A Tabela 3 contém a relação de armazéns presentes no Rio Grande do Sul, segundo as mesorregiões do estado. O Rio Grande do Sul possui 4.806 armazéns (CDA)[i] distribuídos em 340 dos 497 municípios do estado. Esses armazéns têm capacidade estática de armazenamento de 32.685.775 toneladas, correspondendo a 16% do total do Brasil. É a segunda maior capacidade estática de armazenamento do país, ficando atrás apenas de Mato Grosso, o qual corresponde a 24% (49.706.316 toneladas) do total do Brasil. Embora ocupe o segundo lugar em capacidade de armazenamento, o Rio Grande do Sul possui a maior quantidade de armazéns (CDA) e unidades armazenadoras dentre os estados brasileiros[ii].
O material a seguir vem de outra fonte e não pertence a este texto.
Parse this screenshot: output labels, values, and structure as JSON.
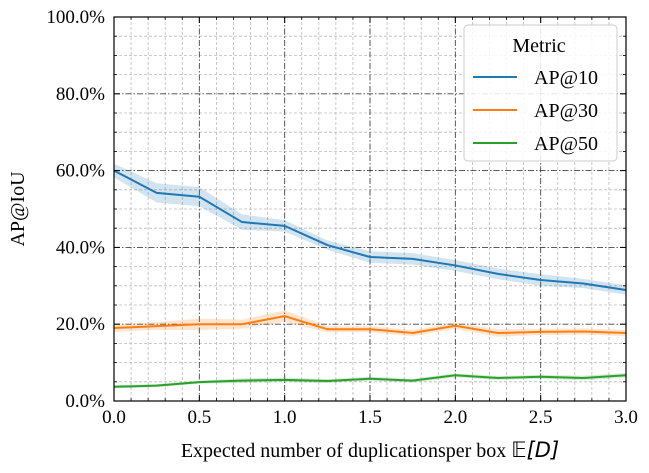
{
  "chart_data": {
    "type": "line",
    "xlabel_text": "Expected number of duplicationsper box ",
    "xlabel_math": "𝔼[D]",
    "ylabel": "AP@IoU",
    "xlim": [
      0.0,
      3.0
    ],
    "ylim": [
      0.0,
      1.0
    ],
    "x_ticks": [
      "0.0",
      "0.5",
      "1.0",
      "1.5",
      "2.0",
      "2.5",
      "3.0"
    ],
    "y_ticks": [
      "0.0%",
      "20.0%",
      "40.0%",
      "60.0%",
      "80.0%",
      "100.0%"
    ],
    "grid": true,
    "legend_title": "Metric",
    "legend_position": "top-right",
    "x": [
      0.0,
      0.25,
      0.5,
      0.75,
      1.0,
      1.25,
      1.5,
      1.75,
      2.0,
      2.25,
      2.5,
      2.75,
      3.0
    ],
    "series": [
      {
        "name": "AP@10",
        "color": "#1f77b4",
        "values": [
          0.6,
          0.542,
          0.532,
          0.466,
          0.456,
          0.406,
          0.375,
          0.37,
          0.353,
          0.331,
          0.315,
          0.306,
          0.289
        ],
        "band": [
          0.018,
          0.025,
          0.025,
          0.02,
          0.015,
          0.012,
          0.015,
          0.015,
          0.014,
          0.014,
          0.015,
          0.012,
          0.012
        ]
      },
      {
        "name": "AP@30",
        "color": "#ff7f0e",
        "values": [
          0.19,
          0.195,
          0.2,
          0.2,
          0.221,
          0.187,
          0.187,
          0.177,
          0.196,
          0.177,
          0.18,
          0.181,
          0.177
        ],
        "band": [
          0.01,
          0.01,
          0.015,
          0.012,
          0.015,
          0.008,
          0.008,
          0.008,
          0.008,
          0.01,
          0.008,
          0.008,
          0.008
        ]
      },
      {
        "name": "AP@50",
        "color": "#2ca02c",
        "values": [
          0.037,
          0.04,
          0.049,
          0.053,
          0.055,
          0.052,
          0.058,
          0.053,
          0.067,
          0.06,
          0.063,
          0.06,
          0.067
        ],
        "band": [
          0.004,
          0.004,
          0.004,
          0.006,
          0.006,
          0.005,
          0.005,
          0.005,
          0.005,
          0.005,
          0.005,
          0.006,
          0.006
        ]
      }
    ]
  }
}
Ao considerar apenas os municípios afetados pelas fortes chuvas no Rio Grande do Sul, conforme Decreto N°. 57.603, de 5 de maio de 2024, de situação de calamidade, 3.234 (67%) armazéns do estado podem ter sido afetados diretamente por meio de alagamentos ou indiretamente com os bloqueios das rodovias.
Tabela 3 – Mesorregiões do Rio Grande do Sul afetadas pelas enchentes
Regiões | Municípios em calamidade de acordo com Decreto 57.603/2024 | Quantidade de armazéns (CDA) | Quantidade de armazéns potencialmente afetados (CDA) | Capacidade estática potencialmente comprometida (toneladas) |
---|---|---|---|---|
Metropolitana | 64 | 695 | 424 | 2.030.029 |
Centro Ocidental | 26 | 734 | 689 | 2.226.432 |
Centro Oriental | 51 | 298 | 295 | 1.823.519 |
Nordeste | 38 | 182 | 111 | 744.781 |
Noroeste | 135 | 1.663 | 940 | 8.201.001 |
Sudeste | 11 | 391 | 173 | 1.804.539 |
Sudoeste | 11 | 843 | 602 | 3.336.068 |
Total | 336 | 4.806 | 3.234 | 20.166.369 |
No que tange ao montante de municípios do estado que possuem alguma unidade de armazenamento, 2/3 deles estão sob decreto de calamidade, como é possível observar na Figura 1.
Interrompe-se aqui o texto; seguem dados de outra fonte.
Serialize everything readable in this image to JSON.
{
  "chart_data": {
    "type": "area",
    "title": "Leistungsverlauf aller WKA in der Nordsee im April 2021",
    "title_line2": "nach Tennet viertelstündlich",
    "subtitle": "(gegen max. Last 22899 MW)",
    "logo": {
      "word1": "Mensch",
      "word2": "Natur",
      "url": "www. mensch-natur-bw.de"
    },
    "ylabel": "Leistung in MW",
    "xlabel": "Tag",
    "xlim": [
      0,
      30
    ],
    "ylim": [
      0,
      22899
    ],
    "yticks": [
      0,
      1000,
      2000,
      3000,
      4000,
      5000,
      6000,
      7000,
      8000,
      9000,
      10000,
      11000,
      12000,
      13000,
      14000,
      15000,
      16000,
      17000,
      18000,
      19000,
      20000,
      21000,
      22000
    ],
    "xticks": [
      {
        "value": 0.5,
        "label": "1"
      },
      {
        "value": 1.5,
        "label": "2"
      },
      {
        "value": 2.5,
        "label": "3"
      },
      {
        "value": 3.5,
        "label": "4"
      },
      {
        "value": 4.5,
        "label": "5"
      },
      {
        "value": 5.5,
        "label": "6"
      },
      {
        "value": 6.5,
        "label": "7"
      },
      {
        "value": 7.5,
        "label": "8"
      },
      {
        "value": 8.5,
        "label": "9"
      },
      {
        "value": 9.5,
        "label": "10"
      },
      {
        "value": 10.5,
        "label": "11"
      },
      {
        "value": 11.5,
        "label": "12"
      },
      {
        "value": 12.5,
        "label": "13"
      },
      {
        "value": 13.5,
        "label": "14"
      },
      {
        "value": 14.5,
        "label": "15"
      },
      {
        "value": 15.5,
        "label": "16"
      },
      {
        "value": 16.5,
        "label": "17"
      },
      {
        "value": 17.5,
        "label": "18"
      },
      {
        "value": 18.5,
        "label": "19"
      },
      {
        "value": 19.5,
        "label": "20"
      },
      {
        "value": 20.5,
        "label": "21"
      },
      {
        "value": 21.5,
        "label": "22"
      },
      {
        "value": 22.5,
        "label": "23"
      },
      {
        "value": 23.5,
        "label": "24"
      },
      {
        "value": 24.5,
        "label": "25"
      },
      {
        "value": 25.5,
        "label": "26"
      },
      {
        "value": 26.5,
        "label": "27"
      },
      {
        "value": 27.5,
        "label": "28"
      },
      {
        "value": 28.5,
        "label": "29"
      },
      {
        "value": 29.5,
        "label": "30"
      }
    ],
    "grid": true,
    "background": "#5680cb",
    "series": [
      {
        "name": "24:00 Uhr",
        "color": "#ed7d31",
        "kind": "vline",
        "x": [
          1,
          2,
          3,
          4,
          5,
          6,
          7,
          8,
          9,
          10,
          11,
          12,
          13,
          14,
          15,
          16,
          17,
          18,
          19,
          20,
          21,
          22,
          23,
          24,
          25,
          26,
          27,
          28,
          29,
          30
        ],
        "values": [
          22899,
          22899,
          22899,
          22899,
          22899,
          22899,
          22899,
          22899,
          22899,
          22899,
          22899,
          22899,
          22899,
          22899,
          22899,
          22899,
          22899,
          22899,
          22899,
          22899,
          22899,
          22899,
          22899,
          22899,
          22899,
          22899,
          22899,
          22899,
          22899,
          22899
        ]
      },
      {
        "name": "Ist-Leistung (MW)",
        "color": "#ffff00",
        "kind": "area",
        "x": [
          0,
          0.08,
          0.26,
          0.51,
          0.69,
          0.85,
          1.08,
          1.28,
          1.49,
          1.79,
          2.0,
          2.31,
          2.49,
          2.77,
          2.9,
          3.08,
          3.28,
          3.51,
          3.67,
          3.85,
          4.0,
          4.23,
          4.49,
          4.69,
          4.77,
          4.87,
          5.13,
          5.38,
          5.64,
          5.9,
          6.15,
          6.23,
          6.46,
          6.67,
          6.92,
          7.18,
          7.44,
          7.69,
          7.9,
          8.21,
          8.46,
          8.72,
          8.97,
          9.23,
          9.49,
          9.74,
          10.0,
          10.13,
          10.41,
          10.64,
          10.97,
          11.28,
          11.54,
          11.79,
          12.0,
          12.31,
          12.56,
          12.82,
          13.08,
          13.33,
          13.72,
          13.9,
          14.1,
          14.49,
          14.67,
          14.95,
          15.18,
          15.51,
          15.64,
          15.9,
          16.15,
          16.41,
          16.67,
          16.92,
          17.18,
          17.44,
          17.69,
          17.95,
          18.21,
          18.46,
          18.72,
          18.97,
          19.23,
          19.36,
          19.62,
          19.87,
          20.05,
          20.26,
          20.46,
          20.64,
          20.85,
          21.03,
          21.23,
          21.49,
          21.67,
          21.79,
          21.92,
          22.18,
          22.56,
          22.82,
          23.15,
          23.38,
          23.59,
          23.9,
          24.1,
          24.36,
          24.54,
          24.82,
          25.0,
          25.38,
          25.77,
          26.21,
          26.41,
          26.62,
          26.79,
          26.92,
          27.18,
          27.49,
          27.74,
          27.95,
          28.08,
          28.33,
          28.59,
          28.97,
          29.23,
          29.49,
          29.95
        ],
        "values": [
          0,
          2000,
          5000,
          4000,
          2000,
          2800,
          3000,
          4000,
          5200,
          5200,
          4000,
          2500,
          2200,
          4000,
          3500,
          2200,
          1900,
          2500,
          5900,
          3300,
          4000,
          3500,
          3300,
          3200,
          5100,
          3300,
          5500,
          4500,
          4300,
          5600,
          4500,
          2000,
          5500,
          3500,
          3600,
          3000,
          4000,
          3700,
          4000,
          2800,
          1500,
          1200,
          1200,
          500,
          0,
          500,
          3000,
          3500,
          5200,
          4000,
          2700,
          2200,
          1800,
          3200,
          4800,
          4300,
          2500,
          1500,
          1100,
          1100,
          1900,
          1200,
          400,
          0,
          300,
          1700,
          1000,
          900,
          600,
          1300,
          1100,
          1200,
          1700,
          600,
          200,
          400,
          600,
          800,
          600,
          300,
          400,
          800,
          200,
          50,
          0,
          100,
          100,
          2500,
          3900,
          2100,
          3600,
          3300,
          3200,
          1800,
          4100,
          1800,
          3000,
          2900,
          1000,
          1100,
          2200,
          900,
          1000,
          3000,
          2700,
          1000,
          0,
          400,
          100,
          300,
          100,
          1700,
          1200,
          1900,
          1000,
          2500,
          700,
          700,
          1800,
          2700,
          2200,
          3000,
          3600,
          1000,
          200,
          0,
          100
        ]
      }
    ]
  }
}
Figura 1 – Municípios que possuem armazém no Rio Grande do Sul, por situação
As mesorregiões que tem, relativamente, a maior quantidade de armazéns em municípios e situação de calamidade são a Centro Ocidental (94%), Centro Oriental (98%), Sudoeste (71%), Metropolitana (61%) e Nordeste (61%) (Tabela 3). Essas são as mesmas regiões que podem apresentar o maior comprometimento da sua capacidade estática de armazenamento. Em relação ao total da capacidade de armazenamento do estado, 62% dela está presente em zona de calamidade (Figura 2).
Figura 2 – Potencial de comprometimento da capacidade estática por mesorregião do Rio Grande do Sul
Por fim, segundo os mapas de bloqueios das rodovias do Comando Rodoviário da Brigada Militar do Rio Grande do Sul, as áreas mais afetadas estão concentradas na região central do estado e na Região Metropolitana de Porto Alegre. Portanto, considerando os problemas logísticos, os armazéns nessas regiões poderão ser potencialmente mais comprometidos. Este será o tema da próxima publicação sobre os impactos econômicos das chuvas no agronegócio do Rio Grande do Sul.
[i] O armazém (CDA) é a estrutura física, como, por exemplo, silos metálicos, galpões de alvenaria, graneleiros com ou sem septos ou (divisões internas). O CDA é o Cadastro de Armazém, que é um código que representa a unidade da federação, a empresa e o controle pela CONAB.
[ii] O estado do Mato Grosso possui a segunda maior quantidade de armazéns, 2.625. A capacidade estática de armazenamento brasileira é de 203.746.366 toneladas (CONAB).